Liquidationism - Juan Conatz

Submitted by Juan Conatz on March 1, 2015

Wrote most of this around July 2012 or so. Sort of lost interest in it, not sure where I was going, and I think I was mostly jumping into the middle of a heated conversation that happened without me. Some of the ideas and wording I don't agree with and some of it I feel even stronger on. I still think there is space for an IWW centered critique/pushback of political organization (socialist or anarchist), though.

Intro

Recently, I wrote a pretty short blogpost, listing some of the problems in current anarchist political organization in the United States. These things could just be inherent to formal political organization in general, but I don’t know. Most of it was based on conversations had with some members of Wild Rose Collective during the time I was a member. Some of it also came from discussions with former members of the Workers Solidarity Alliance, of which I am also a former member. Because of where it comes from, the blogpost can be seen in two ways; either ‘It’s time to get actually serious.’ or ‘Formal political organization isn’t useful’. Personal preferences sway me to the latter, although ‘isn’t useful’ is a pretty strong assessment. Some comrades know my sympathies to lie with the latter, and part of their response has included contesting the admittedly vague alternative indicated.

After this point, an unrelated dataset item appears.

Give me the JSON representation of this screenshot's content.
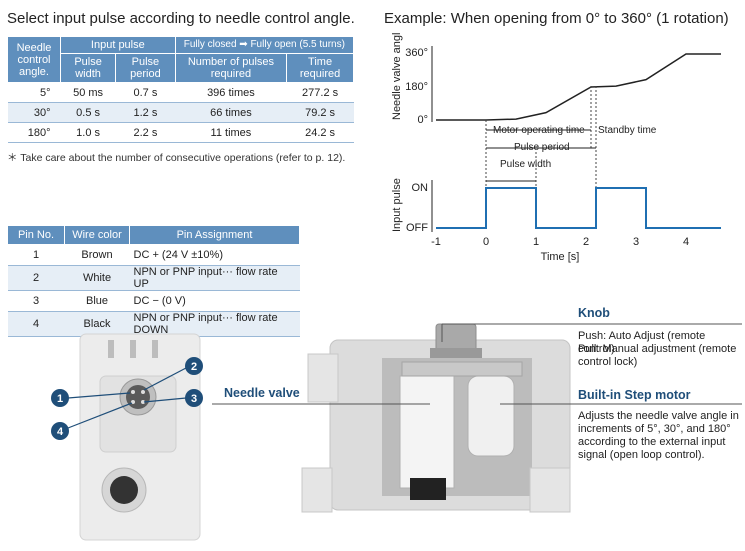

In the discussions and comments that have branched off ‘Fragmented’, I’ve come to a better understanding of what I’m both for and against. While still somewhat vague and maybe contradictory in places, it’s enough to continue the discussion, which in itself is useful.

This is intended as a critique of formal political organization as a useful project for anarchists and communists in the United States right now. It’s based on personal experience in the milieu, conversations with other comrades formerly in them and/or just thinking about this stuff on my own. This is not intended to be sectarian, offensive or insulting, nor do I aim to sabotage people’s efforts, burn bridges, hurt feelings or ‘one-up’ anyone. In the last 13 years or so, dozens of groups have popped up with strong sounding statements largely directed at those who don’t engage in formal political organization or find that type of effort worth it. Some of this has been directed at groupings or currents seen as too disorganized, undisciplined or too ‘ultraleft, whether that means insurrectionary anarchists, primitivists, anarcho-syndicalists or whatever variety of communist. Very rarely has there been much of a worthwhile response. Mostly any response comes as sniping comments on a website or from the formerly more common‘post-leftist’ perspective.

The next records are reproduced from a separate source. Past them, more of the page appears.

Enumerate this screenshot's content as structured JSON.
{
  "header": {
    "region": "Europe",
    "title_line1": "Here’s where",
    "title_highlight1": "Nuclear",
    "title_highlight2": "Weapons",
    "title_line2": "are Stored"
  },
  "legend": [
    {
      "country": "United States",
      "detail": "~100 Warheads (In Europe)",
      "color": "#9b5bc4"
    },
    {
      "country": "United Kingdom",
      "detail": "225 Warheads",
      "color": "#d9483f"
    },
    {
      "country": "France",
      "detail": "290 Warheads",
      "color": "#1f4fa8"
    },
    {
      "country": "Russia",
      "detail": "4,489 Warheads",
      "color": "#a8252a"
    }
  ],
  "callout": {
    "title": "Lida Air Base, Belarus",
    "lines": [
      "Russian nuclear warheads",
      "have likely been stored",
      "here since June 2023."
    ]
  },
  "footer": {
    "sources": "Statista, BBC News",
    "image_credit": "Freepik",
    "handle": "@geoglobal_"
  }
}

In addition, those of us from the milieu who may have a critique that speaks the language of the formal political organizations mostly keep silent and don’t write them out of a fear of making people they respect become mad or offended. The defensiveness is understandable if one remembers the uncomradely and hostile tone from certain camps during the formation of NEFAC in the early 2000s. It’s understandable, but unfortunate.

Points

-The need and usefulness of political organization is directly tied to the existence of fighting organs of the class. If they do not exist, it is the task of ‘pro-revolutionaries’ to build them. But build what kind?

Because most of the documents and groups the POs are influenced from were written at a time of intense struggle, with large mass movements or organizations already existing, the interpretation expresses itself as looking at already existing mass organizations and advocating involvement. However, besides spurts of movements here and there, there are little to speak of. The ones that do exist are so intertwined with the state, capital or non-profit industrial complex as to make them virtually immovable when it comes to pushing them be combative organs of the class with the potential for communist content.

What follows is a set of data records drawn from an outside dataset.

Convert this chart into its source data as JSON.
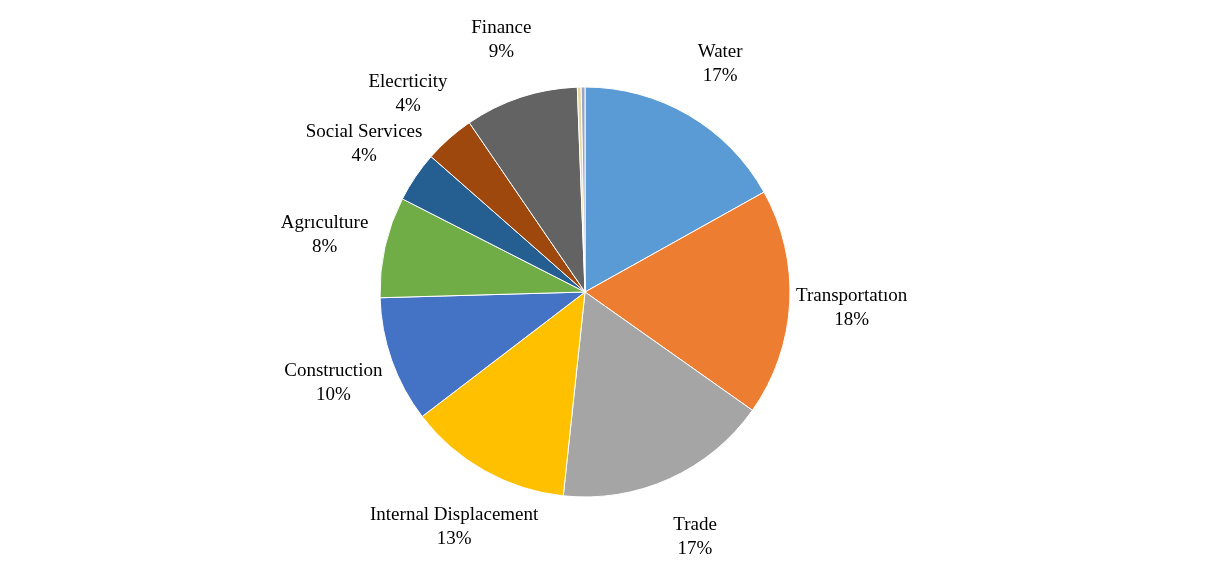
{
  "chart_data": {
    "type": "pie",
    "categories": [
      "Water",
      "Transportatıon",
      "Trade",
      "Internal Displacement",
      "Construction",
      "Agrıculture",
      "Social Services",
      "Elecrticity",
      "Finance",
      null,
      null
    ],
    "values": [
      17,
      18,
      17,
      13,
      10,
      8,
      4,
      4,
      9,
      0.3,
      0.3
    ],
    "value_labels": [
      "17%",
      "18%",
      "17%",
      "13%",
      "10%",
      "8%",
      "4%",
      "4%",
      "9%",
      null,
      null
    ],
    "colors": [
      "#5b9bd5",
      "#ed7d31",
      "#a5a5a5",
      "#ffc000",
      "#4472c4",
      "#70ad47",
      "#255e91",
      "#9e480e",
      "#636363",
      "#e6d8a0",
      "#9aa3c8"
    ],
    "legend": false
  }
}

-Political organization has not been shown to assist much with the building of these formations and when they do, the time and energy associated with being involved in a political organization interferes with participating in the building of these formations.

-A sometimes stated purpose and function of political organizations is being the ‘memory of the class’. However, this can be accomplished with publications and blogs, which do not have attached to them large amounts of internal processes, structure, etc that can be a hindrance to building previously mentioned formations.

-One of the primary tasks of anarchists and communists should be gaining organizing skills and experience, as theory should derive from practice. Political organization that does not absolutely prioritize this will tend to degenerate into an email list for people with time to argue on, that you pay to have access to. A political organization that does not prioritize their members gaining organizing skills and experience has a questionable purpose.

-Ideological self-identification is subjectively important, but often has little to do with how someone is oriented in their action. For example, in practice, some Marxists are to the left of some anarchists and some anarchists are to the right of some Trotskyists.

-The IWW is not ‘apolitical’. It is an ultrapolitical expression of an ‘indigenous’ working class experience in North America. It has principles that guide its action and vagueness as an endgoal, similar to nearly all other organizations that claim a label like socialist, anarchist, etc.

-One of the stated primary reasons for political organization has been along the lines of ‘gathering people who agree with each other for common work’. The ‘work’, more often than not, has been limited to the internal functions of the political organization itself, much of it having little to do with what is meant by ‘common work’.

-If the dysfunctional nature of the political organizations are the fault of being spread too thin, it’s hard to see what can change this, other than fighting formations of the class arising.

-The Friends of Durruti are often championed as one of the few shining examples of formal political organization. But they, unlike current FPO’s, did not see themselves as seperate from the CNT-AIT.